Again in context, the
multifarious woodwind lines of The Rite
of Spring’s opening sounded as if a response to Berio. Wilder, I think,
even now: testament to a performance that refused to treat this totemic work as
a glossy ‘orchestral showpiece’. It was never, ever slick, constantly
ratcheting the rhythmic and harmonic
tension. Given Stravinsky’s method, ‘developed’ is probably the wrong word, yet
Bychkov heard and projected it as a single, vivid narrative that yet gave space
and voice to its individual scenes. Motivic insistence and transformation
rightly did much of the work, grinding of ritualistic gears lacking nothing in
force, willpower, and fatal inevitability, such affinities and conflicts readily
evoking parallels in the previous two works on the programme. ‘The Sacrifice’
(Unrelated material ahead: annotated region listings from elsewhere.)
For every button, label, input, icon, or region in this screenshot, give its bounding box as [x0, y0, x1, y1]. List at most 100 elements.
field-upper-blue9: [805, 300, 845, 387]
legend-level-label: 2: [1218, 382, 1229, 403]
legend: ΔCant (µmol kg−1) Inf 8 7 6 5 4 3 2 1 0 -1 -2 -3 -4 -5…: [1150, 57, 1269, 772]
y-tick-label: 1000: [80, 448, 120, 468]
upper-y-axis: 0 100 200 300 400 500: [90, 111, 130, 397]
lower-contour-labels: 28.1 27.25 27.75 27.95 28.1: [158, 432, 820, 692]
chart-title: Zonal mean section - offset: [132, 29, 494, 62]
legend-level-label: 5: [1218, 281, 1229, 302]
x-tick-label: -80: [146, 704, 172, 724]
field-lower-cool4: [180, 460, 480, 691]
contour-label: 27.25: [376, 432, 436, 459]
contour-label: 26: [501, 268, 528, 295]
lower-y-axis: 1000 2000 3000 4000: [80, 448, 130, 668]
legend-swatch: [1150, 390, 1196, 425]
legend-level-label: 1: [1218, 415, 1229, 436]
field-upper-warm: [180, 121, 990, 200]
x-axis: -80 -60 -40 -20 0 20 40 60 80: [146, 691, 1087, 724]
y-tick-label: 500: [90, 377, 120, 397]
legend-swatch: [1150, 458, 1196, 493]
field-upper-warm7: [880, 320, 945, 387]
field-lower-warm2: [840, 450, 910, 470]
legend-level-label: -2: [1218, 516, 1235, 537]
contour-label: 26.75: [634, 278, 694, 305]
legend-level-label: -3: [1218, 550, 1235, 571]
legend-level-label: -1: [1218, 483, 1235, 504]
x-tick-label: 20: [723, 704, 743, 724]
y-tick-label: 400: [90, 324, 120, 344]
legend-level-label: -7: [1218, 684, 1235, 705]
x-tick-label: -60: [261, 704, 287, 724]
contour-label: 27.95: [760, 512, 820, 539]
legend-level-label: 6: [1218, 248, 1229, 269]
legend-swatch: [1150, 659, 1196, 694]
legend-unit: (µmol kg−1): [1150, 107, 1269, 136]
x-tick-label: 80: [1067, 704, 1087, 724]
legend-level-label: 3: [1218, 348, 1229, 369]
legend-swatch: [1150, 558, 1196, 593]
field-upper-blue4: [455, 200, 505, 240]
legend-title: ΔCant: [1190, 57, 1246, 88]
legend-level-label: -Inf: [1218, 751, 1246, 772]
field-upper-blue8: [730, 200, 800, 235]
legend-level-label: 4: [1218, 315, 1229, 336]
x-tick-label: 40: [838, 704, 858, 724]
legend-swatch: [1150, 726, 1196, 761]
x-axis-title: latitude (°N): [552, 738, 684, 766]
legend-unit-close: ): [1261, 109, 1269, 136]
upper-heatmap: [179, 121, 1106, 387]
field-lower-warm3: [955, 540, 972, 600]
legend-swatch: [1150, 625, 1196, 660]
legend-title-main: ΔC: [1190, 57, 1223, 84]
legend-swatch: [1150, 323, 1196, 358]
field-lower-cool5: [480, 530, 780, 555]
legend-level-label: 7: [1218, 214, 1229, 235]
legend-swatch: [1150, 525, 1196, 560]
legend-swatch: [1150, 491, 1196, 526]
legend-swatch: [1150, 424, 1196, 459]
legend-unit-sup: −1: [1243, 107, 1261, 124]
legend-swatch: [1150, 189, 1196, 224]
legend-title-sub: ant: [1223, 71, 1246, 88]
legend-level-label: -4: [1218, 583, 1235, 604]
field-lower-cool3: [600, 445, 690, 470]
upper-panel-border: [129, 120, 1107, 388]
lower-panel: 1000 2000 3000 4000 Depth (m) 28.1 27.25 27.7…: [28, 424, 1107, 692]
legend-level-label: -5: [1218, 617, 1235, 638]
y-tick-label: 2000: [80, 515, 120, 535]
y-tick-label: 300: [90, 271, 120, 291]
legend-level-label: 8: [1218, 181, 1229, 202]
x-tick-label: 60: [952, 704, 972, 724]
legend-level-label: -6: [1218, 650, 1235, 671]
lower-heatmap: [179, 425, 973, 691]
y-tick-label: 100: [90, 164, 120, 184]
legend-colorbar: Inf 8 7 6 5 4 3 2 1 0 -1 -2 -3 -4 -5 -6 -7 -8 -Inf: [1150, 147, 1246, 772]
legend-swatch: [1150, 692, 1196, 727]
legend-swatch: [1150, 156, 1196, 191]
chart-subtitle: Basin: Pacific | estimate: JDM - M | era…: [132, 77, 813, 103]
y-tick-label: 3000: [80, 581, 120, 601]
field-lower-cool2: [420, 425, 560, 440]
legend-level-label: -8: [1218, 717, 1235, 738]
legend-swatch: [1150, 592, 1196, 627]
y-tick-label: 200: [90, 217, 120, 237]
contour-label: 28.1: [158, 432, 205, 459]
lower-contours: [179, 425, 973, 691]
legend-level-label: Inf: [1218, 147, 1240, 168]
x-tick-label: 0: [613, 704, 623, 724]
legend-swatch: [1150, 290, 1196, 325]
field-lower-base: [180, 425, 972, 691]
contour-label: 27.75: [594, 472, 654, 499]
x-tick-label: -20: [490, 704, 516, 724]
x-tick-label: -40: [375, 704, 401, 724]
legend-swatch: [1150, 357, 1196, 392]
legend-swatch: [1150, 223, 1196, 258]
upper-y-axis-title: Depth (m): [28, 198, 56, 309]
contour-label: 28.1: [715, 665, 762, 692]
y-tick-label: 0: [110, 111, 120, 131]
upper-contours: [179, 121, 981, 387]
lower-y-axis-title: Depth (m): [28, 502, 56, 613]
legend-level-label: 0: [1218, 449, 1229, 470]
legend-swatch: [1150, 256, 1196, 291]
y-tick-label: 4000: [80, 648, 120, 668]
began as if a second act to a wordless opera; in a sense, it is: a new world or
at least a new standpoint that only makes sense in reference to its
predecessor. (Might one not say the same of movements of a symphony, or a
sinfonia?) There was strangeness here that was anything but appliqué: no effort to be different, no
effort to impress. Perhaps the challenge of playing the Rite today is actually to play it as music. Perhaps the same might also
be said of the challenge of listening to it and indeed to any music.